Yaygın Mana Gücü 1
Bir kere, konu etmeye çalıştığım "yaygın mana gücü"; ne totemdir. Ne ilahtır. Ne de köleci dönemin özel mülkiyetçi anlayışını kotaran Mamon'dur.
Sayılan bu tür mana kalıpları, sosyo toplumsa süreçlerle yaygın mana gücü içinde oluşturulmuştur. Bu oluşturma zamanın zeminin özelliklerine göre anlamca da parçalı kılınmış olmakla erken dönemden beri yaşamsal olan sürecin en karakteristik belirtmelerini yapan anlatımlardır. Mananın, insana göre olan anlatım yanı; yaygın mana gücü olan genelliğin içinde, sadece genelliğin minimum olan kısmıdır.
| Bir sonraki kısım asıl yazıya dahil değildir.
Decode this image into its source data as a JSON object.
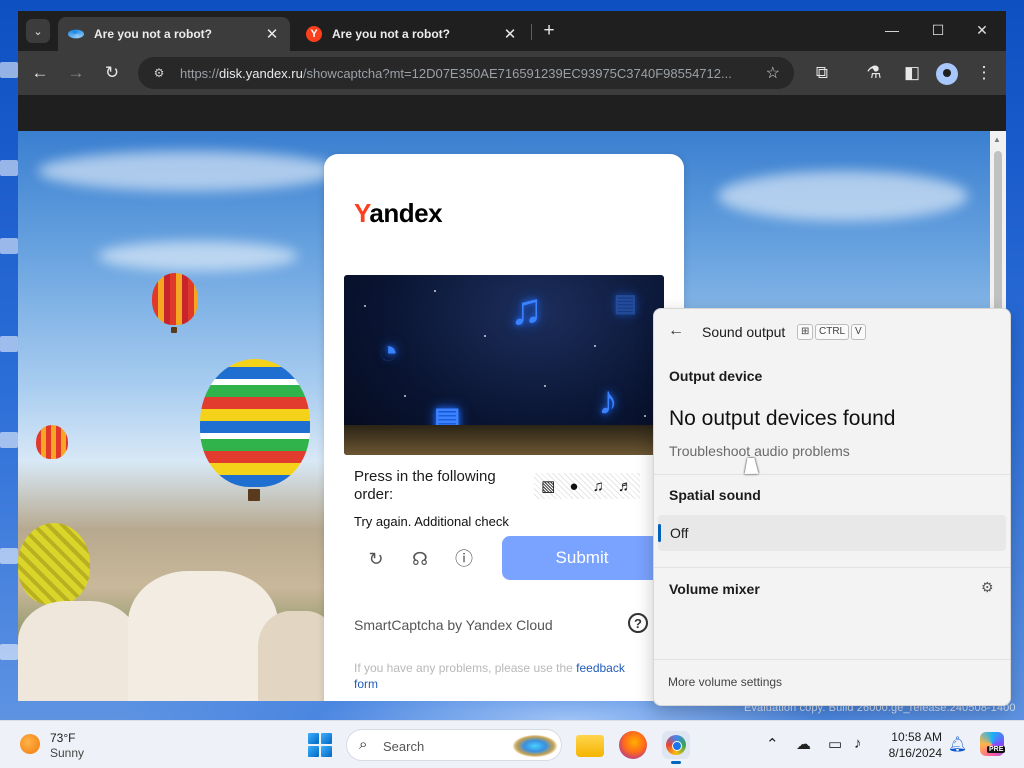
{
  "browser": {
    "tabs": [
      {
        "title": "Are you not a robot?",
        "active": true,
        "favicon": "yandex-disk-icon"
      },
      {
        "title": "Are you not a robot?",
        "active": false,
        "favicon": "yandex-icon",
        "favicon_letter": "Y"
      }
    ],
    "window_controls": {
      "minimize": "—",
      "maximize": "☐",
      "close": "✕"
    },
    "url": {
      "prefix": "https://",
      "host": "disk.yandex.ru",
      "rest": "/showcaptcha?mt=12D07E350AE716591239EC93975C3740F98554712..."
    }
  },
  "captcha": {
    "logo_first": "Y",
    "logo_rest": "andex",
    "instruction": "Press in the following order:",
    "sequence_icons": [
      "▧",
      "●",
      "♫",
      "♬"
    ],
    "status": "Try again. Additional check",
    "icons": [
      "refresh-icon",
      "headphones-icon",
      "info-icon"
    ],
    "submit_label": "Submit",
    "branding": "SmartCaptcha by Yandex Cloud",
    "help_symbol": "?",
    "footer_text": "If you have any problems, please use the ",
    "footer_link": "feedback form"
  },
  "sound_panel": {
    "title": "Sound output",
    "shortcut_keys": [
      "CTRL",
      "V"
    ],
    "output_device_heading": "Output device",
    "no_devices": "No output devices found",
    "troubleshoot_link": "Troubleshoot audio problems",
    "spatial_heading": "Spatial sound",
    "spatial_value": "Off",
    "mixer_heading": "Volume mixer",
    "more_settings": "More volume settings"
  },
  "desktop": {
    "watermark": "Evaluation copy. Build 26000.ge_release.240508-1400"
  },
  "taskbar": {
    "weather_temp": "73°F",
    "weather_condition": "Sunny",
    "search_label": "Search",
    "time": "10:58 AM",
    "date": "8/16/2024",
    "copilot_badge": "PRE"
  },
  "colors": {
    "accent": "#005fb8",
    "submit": "#7aa3ff",
    "yandex_red": "#fc3f1d"
  }
}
Totem, ilah, mamon kavramları; insanın temel düzlemli ana referanslarının giderilmesi üzerinde; kişi-kişi ve kişilerle, grupları arasında giriştirilen; insana özgü özel anlayış türüdürler. Yaygın mana gücü insan iradesinden ve insan bilincinden bağımsızdır. Evrendeki ve dolaysıyla çevredeki genelce olurla beliren durumları bizler fark etsek te, etmesek te bunlar yaygın mana gücü olur belirimlerdir.
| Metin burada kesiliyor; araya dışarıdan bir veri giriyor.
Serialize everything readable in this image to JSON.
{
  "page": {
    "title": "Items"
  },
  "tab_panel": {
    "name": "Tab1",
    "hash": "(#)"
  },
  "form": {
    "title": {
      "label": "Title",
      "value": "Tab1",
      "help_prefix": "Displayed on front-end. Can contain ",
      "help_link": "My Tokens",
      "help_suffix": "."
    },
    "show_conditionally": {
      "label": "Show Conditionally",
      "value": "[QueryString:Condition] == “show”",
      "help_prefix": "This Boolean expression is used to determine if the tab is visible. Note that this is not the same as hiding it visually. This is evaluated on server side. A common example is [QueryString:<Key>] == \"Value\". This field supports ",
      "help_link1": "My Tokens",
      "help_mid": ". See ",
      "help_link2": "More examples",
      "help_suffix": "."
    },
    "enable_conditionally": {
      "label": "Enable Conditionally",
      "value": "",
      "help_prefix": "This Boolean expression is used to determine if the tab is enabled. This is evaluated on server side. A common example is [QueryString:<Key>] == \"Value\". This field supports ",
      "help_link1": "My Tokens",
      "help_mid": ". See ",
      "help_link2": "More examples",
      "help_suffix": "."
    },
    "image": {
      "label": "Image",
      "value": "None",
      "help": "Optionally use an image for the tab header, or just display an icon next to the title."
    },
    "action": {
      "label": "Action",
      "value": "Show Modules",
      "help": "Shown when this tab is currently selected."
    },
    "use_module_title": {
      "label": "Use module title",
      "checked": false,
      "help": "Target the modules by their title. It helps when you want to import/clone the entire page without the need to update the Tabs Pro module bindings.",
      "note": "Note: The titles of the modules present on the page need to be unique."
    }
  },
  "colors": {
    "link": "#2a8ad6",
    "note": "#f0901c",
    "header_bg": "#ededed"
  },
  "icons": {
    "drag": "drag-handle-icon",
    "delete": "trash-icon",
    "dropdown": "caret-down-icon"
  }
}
Bu türden yaygın mana gücü oluşla baskı ve basıncı hissedilen çevrel yansımalar; insan öznesinin kalıp davranışlarıyla eşletilir oldular. Hissedilen basınçla, sosyal sandaslı kalıp algıları oluşan tutumlarımızın yaygın mana gücü içindeki parçalı, özel bağıntılı alan etkileriyle eşletilmesi; bizdeki mana düşüncesini ele verir. Dıştaki hissedilen basınçla, içimizdeki algısal basıncın eşletilmesi nedenle de mana gücünün etkisi içine, insan öznesi ve insan öznelliği de karışır.
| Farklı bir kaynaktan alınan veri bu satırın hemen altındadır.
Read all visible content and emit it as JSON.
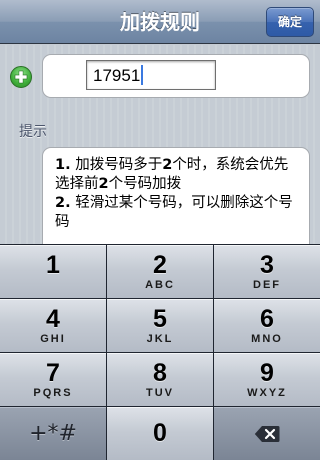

Mana düşüncesi, yaygın mana gücü içinde koparılışıyla; ansal koparılan bu parça bir imleç etkiyle insan sosyal alanı içine getirilir. Sosyal alan içine getirilen imleç anlam, sosyal tutumla beraber eşlenmekle hem manasını bulur. Hem meşruiyet ligini alır. Hem de sosyal alan içinde olumlama olmakla, o tutumun alan içinde tekrarlarını oluşmakla, alan içi bağlaşık hareketler benimsetilir.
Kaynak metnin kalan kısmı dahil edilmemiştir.